無人 キャッシング

むじんくん=無人契約機の代名詞

誰にも見られずにお金を借りられる消費者金融の無人契約機が、今では当たり前の設備となっていますが、その元祖は消費者金融会社大手のアコムが93年7月に初めて導入したシステムで、「むじんくん」の名称で広く知られるようになったものです。

 

「むじんくん」とは、その名のとおり、無人のブースで無担保ローン契約ができることをもじっていますが、その意外な仕掛けと奇抜な名前でたちまち若者の心をとらえました。

 

最初は、新宿、博多の2カ所に開設され、96年3月末には全国で350カ所まで増えて首都圏だけでなく全国の主要都市でもほぼ利用できるようになりました。

 

ただ、この「むじんくん」、誰にも会わずにお金が借りられるといっても、直接機械からお金が出てくるわけではありません。あくまで利用者が「お金を借りる資格があるかどうか」の審査をして契約を結ぶための機械です。その審査にパスするとキャッシング用カードが発券され、その後で併設のATMからお金を借り出すことができる仕組みになっています。

 

3坪ほどの部屋にパソコン、スキャナー、カード発券機が置かれ、利用者がパソコンの前に座って一人で操作して審査を受ける。実は無人といっても、少し離れた営業店舗から店員がブース内に設置されたビデオカメラを通して監視している仕組みです。無人契約機のブースと営業店はネット回線で結ばれ、パソコンの上に据えつけられたビデオカメラの映像を店に送っており、店員はカメラ越しに利用者の様子を見ながら質問をしたり、手間取った場合にアドバイスをします。

 

利用者の前にはモニター画面があっても、それには店員の顔は映らない。
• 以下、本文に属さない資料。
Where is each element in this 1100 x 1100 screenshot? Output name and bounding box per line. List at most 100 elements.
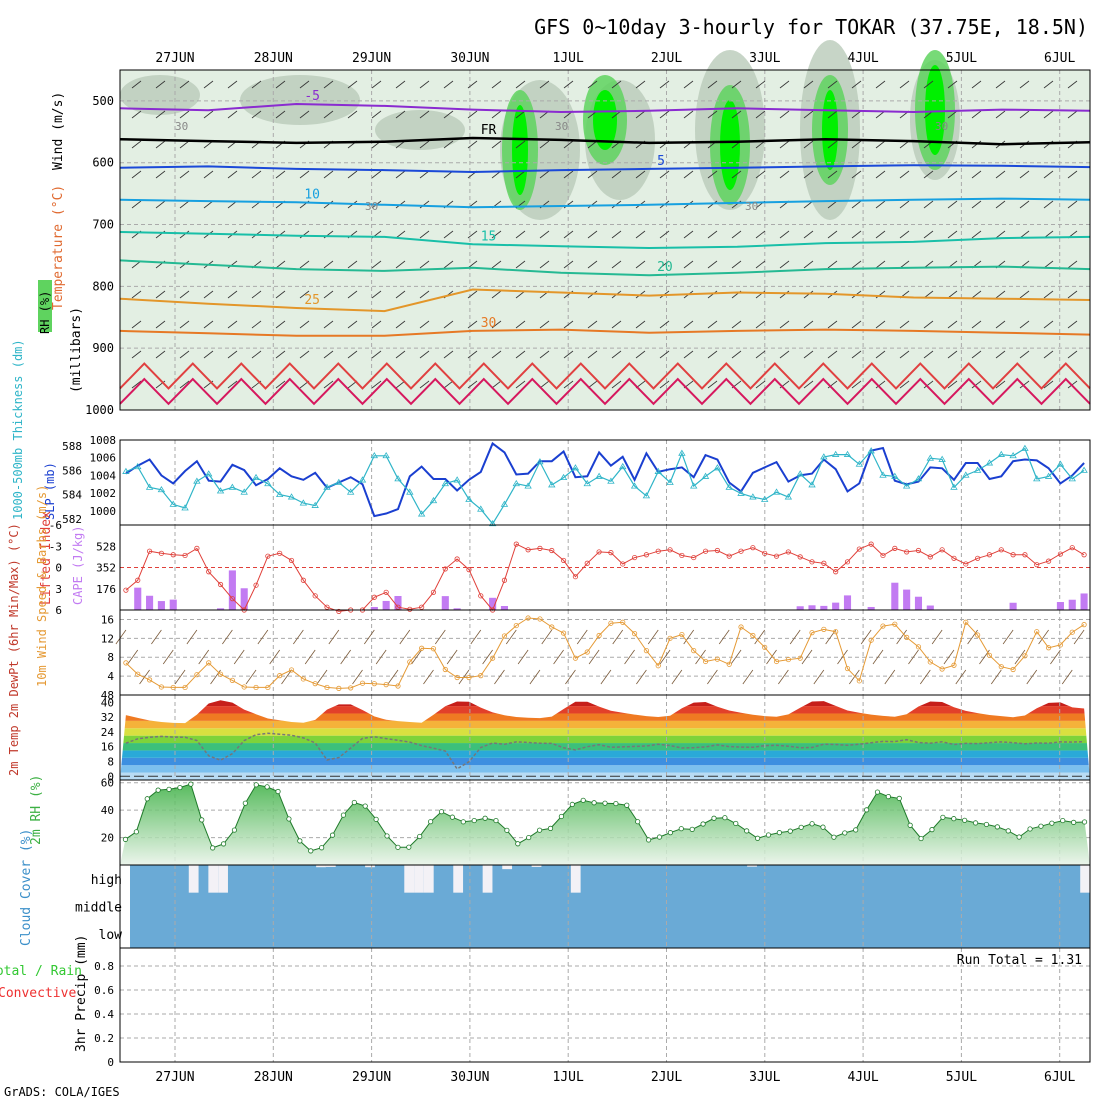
thickness-marker	[772, 488, 781, 495]
wind-barb	[884, 669, 896, 685]
thickness-marker	[169, 500, 177, 507]
temp-color-band	[120, 743, 1090, 751]
rh2m-marker	[373, 816, 379, 822]
lifted-index-marker	[182, 552, 188, 559]
rh2m-marker	[863, 807, 870, 813]
wind-speed-marker	[868, 637, 874, 643]
rh2m-marker	[1060, 817, 1066, 824]
thickness-marker	[358, 476, 367, 483]
rh-contour-label: 30	[745, 200, 758, 213]
upper-wind-barb	[803, 110, 814, 119]
wind-barb	[553, 649, 564, 665]
cloud-clear-cell	[365, 865, 375, 868]
bottom-date-label: 3JUL	[749, 1070, 780, 1085]
wind-barb	[908, 649, 919, 665]
lifted-index-marker	[679, 552, 685, 559]
rh-contour-label: 30	[175, 120, 188, 133]
upper-wind-barb	[371, 110, 382, 119]
lifted-index-marker	[655, 548, 661, 554]
rh2m-area	[120, 784, 1090, 865]
figure-title: GFS 0~10day 3-hourly for TOKAR (37.75E, …	[534, 15, 1088, 39]
cloud-clear-cell	[747, 865, 757, 867]
upper-wind-barb	[179, 380, 190, 389]
upper-wind-barb	[371, 80, 382, 89]
lifted-tick-label: 3	[55, 583, 62, 596]
rh2m-marker	[319, 845, 325, 851]
upper-wind-barb	[467, 320, 478, 329]
wind-barb	[316, 669, 328, 685]
thickness-marker	[713, 464, 722, 471]
thickness-marker	[335, 478, 343, 485]
wind-speed-marker	[584, 649, 590, 655]
wind-barb	[328, 629, 340, 645]
upper-wind-barb	[683, 260, 694, 269]
temp-tick-label: 24	[101, 726, 115, 739]
upper-wind-barb	[155, 290, 166, 299]
wind-speed-marker	[1081, 622, 1087, 628]
upper-wind-barb	[731, 110, 742, 119]
lifted-index-marker	[253, 582, 259, 588]
upper-wind-barb	[899, 200, 910, 209]
rh2m-marker	[798, 824, 804, 830]
wind-speed-marker	[395, 683, 401, 689]
upper-wind-barb	[227, 290, 238, 299]
upper-wind-barb	[779, 140, 790, 149]
wind-speed-marker	[596, 632, 602, 639]
upper-wind-barb	[659, 350, 670, 359]
upper-wind-barb	[539, 170, 550, 179]
upper-wind-barb	[803, 140, 814, 149]
wind-speed-marker	[253, 684, 259, 691]
rh2m-marker	[1081, 819, 1088, 825]
upper-wind-barb	[563, 80, 574, 89]
top-date-label: 28JUN	[254, 51, 293, 66]
wind-speed-marker	[549, 624, 555, 630]
bottom-date-label: 30JUN	[450, 1070, 489, 1085]
thickness-marker	[760, 495, 769, 502]
rh2m-ylabel-group: 2m RH (%)	[29, 775, 44, 845]
thickness-marker	[808, 481, 816, 488]
upper-wind-barb	[923, 350, 934, 359]
rh2m-marker	[275, 788, 281, 795]
thickness-marker	[193, 477, 201, 484]
upper-wind-barb	[203, 290, 214, 299]
thickness-marker	[962, 471, 970, 478]
upper-wind-barb	[299, 350, 310, 359]
upper-wind-barb	[587, 260, 598, 269]
thickness-marker	[157, 486, 166, 493]
upper-wind-barb	[803, 260, 814, 269]
wind-speed-marker	[194, 672, 200, 678]
wind-speed-marker	[1010, 666, 1016, 673]
isotherm-label: 20	[657, 260, 673, 275]
thickness-marker	[370, 452, 379, 459]
wind-speed-marker	[371, 681, 377, 687]
wind10m-frame	[119, 609, 1091, 696]
rh2m-marker	[678, 826, 684, 832]
upper-wind-barb	[443, 260, 454, 269]
upper-wind-barb	[395, 170, 406, 179]
cloud-clear-cell	[414, 865, 424, 893]
wind-speed-marker	[726, 661, 732, 667]
upper-wind-barb	[827, 230, 838, 239]
upper-wind-barb	[971, 290, 982, 299]
rh2m-marker	[689, 826, 695, 832]
upper-wind-barb	[563, 350, 574, 359]
lifted-index-marker	[560, 557, 567, 564]
upper-wind-barb	[419, 140, 430, 149]
upper-wind-barb	[995, 290, 1006, 299]
wind-speed-marker	[892, 621, 898, 627]
rh-tick-label: 40	[101, 804, 114, 817]
thickness-marker	[453, 476, 461, 483]
upper-wind-barb	[1043, 200, 1054, 209]
pressure-tick-label: 1000	[85, 403, 114, 417]
upper-wind-barb	[995, 110, 1006, 119]
upper-wind-barb	[1043, 380, 1054, 389]
temp-tick-label: 16	[101, 741, 114, 754]
rh2m-marker	[940, 814, 946, 820]
rh2m-marker	[874, 789, 881, 795]
upper-wind-barb	[851, 350, 862, 359]
isotherm-line	[119, 288, 1091, 313]
thickness-marker	[796, 470, 804, 477]
lifted-index-marker	[963, 561, 969, 567]
rh2m-marker	[362, 803, 368, 809]
upper-wind-barb	[971, 380, 982, 389]
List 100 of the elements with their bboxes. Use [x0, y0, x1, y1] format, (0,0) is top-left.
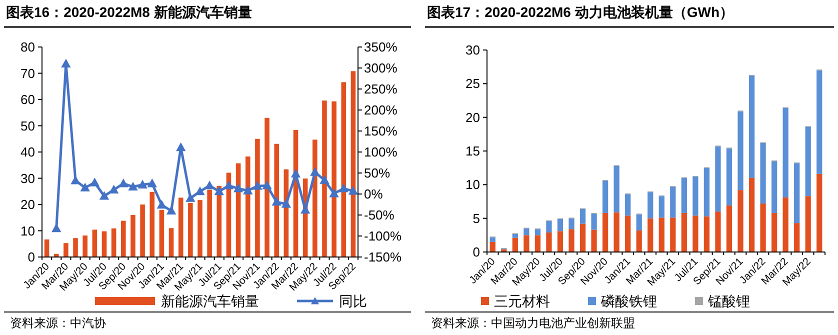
chart-title: 图表17：2020-2022M6 动力电池装机量（GWh） [427, 4, 734, 20]
y-tick-label: 10 [20, 223, 35, 238]
bar [692, 216, 698, 252]
y2-tick-label: -150% [364, 250, 402, 264]
point [291, 169, 300, 178]
text: 资料来源：中国动力电池产业创新联盟 [431, 316, 635, 330]
bar [64, 243, 68, 257]
y-tick-label: 40 [20, 144, 35, 160]
bar [771, 212, 778, 252]
bar [245, 156, 250, 257]
point [205, 181, 214, 190]
bar [568, 218, 574, 230]
y-tick-label: 0 [472, 244, 480, 260]
point [320, 176, 329, 184]
point [234, 184, 243, 192]
bar [130, 215, 136, 257]
y-tick-label: 30 [20, 170, 35, 186]
point [214, 186, 224, 196]
bar [524, 235, 530, 252]
y2-tick-label: 100% [364, 144, 398, 160]
bar [748, 76, 755, 178]
bar [207, 190, 212, 257]
y2-tick-label: 0% [364, 186, 384, 202]
point [166, 206, 176, 214]
point [128, 182, 138, 191]
bar [264, 118, 270, 257]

代わりに「あなたの職業は」「持ち家か賃貸か」「他社の借り入れは何社」といった文字が次々と出てきて、それを指で押さえると次に進めるタッチパネル方式です。

 

しかし、ドアにはカギもかかり、プライバシーも守られるので、こちらの個人情報を他人に知られる恐れはない。まるで一人きりで、パソコンと遊んでいる感覚で審査を終えることができるので、気軽に利用できるとここまで普及したのです。

 

アコムは設置当初、初めての機械なので反応の予想もつかず、1年間は放っておいたそうです。恐らくアコム自身も、ここまで人気になるとは考えていなかったと思われます。

 

しかし調査をしてみると、有人店で月に40件の契約者しかないものが、「むじんくん」では100件と2倍以上の実績がありました。夕刊等の報道で【何をするところか】が知られるとすぐに順番待ちの列ができたほどです。そのためアコムは設置台数を急速に増やす方針に切り換え、95年3月末で36台だったものを96年3月末には10倍近い350台まで増やしました。

 

また、「むじんくん」の好調に刺激された同業他社もすぐに追随し、プロミス「いらっしゃいまし〜ん」、アイフル「お自動さん」、三洋信販「ポケットパンク」、レイク「¥むすび」などが相次いで稼働する状況になりました。

 

各社とも100台、200台単位での導入を図り、96年3月末までの設置台数を合計すると全国ではすでに1000台以上の無人契約機が稼働しました。

 

「お金を借りるのは誰にも会わず」が常識として定着したきっかけとなりました。また、わずか1年でこれほど大きく業態を変えた機械は珍しく、営業から与信の方法まで全く一新したきっかけを作ったアコムの先見の明は素晴らしいといえます。今や消費者金融業界は、無人契約機なしでは夜も日も明けないという状況になりました。